Accelerate to the left
Technical security practitioners not able to shift left will be left on the shelf. Now is the time to re-invent or rediscover, notwithstanding the new normal. To take stock of the multiple cloud environments and the trade-off between agility and the expected environmental complexity. According to the IDG Cloud Computing Survey, 54% of enterprises' cloud-based applications moved from an on-premises environment to the cloud, while 46% were purpose-built for the cloud.
Plugging the gap in cloud native security will follow through the combined use of niche cloud native security vendors and applied skills. You need continuous security with the agility to test, test again and fix fast, crucially at a service layer. A word of caution though: watch out for your favourite AppSec tools being consumed into large tech vendor platforms, testing your agility and service dependencies.
Crucially, the role of the DevSecEng cyber engineer or evolving DevSecOps community will be to provide oversight of the emerging cloud native space, which is evolving out of sight from many a CIO or CTO in the midst of a digital transformation. Cloud is evolving at a rate – with serverless functions often containing thousands of lines of code, cloud native applications can use dozens of libraries. It's this oversight and technical collaboration that will bring together communities who build, secure and deploy in a cloud native environment for competitive advantage.

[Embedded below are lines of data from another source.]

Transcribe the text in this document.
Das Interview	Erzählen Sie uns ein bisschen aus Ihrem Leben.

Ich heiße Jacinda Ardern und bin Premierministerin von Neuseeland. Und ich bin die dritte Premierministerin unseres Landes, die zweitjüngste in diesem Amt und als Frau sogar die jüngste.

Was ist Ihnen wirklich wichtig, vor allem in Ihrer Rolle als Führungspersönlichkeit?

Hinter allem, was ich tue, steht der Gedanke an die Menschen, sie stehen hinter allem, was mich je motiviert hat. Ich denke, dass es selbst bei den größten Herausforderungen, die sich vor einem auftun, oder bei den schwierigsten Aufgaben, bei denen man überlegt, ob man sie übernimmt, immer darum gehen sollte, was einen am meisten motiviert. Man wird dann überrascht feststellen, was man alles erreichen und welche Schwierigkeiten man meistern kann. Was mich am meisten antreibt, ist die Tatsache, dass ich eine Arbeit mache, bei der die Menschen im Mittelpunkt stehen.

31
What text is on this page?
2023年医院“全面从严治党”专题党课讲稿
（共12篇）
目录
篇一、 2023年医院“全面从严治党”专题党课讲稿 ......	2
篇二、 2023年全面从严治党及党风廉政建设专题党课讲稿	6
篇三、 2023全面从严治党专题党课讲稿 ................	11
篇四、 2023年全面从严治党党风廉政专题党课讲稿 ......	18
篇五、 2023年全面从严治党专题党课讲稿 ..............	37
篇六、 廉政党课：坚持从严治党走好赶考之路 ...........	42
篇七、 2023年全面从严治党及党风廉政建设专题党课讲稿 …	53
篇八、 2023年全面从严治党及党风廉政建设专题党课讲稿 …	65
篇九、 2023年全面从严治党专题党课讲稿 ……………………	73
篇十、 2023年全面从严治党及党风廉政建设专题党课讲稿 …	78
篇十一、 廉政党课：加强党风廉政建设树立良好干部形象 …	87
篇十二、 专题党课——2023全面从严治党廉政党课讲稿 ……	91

Changing the narrative always takes time... if the backlog rules what gets done, improving security must be on the backlog. The DevOps and developer community should actively collaborate when it comes to threat modelling, let alone threat hunting, but not be left holding the can. If done properly, cloud security can be more efficient and can reduce the attack surface pre-deployment. Security engineering, protecting the workload in service is a shared responsibility, accelerating left without compromising the benefits of cloud native architecture.
Cloud security is a holistic problem and requires an adaptive approach that will likely challenge and disrupt an organisation's tech culture. If it doesn't feel like that, then you are probably missing something, somewhere.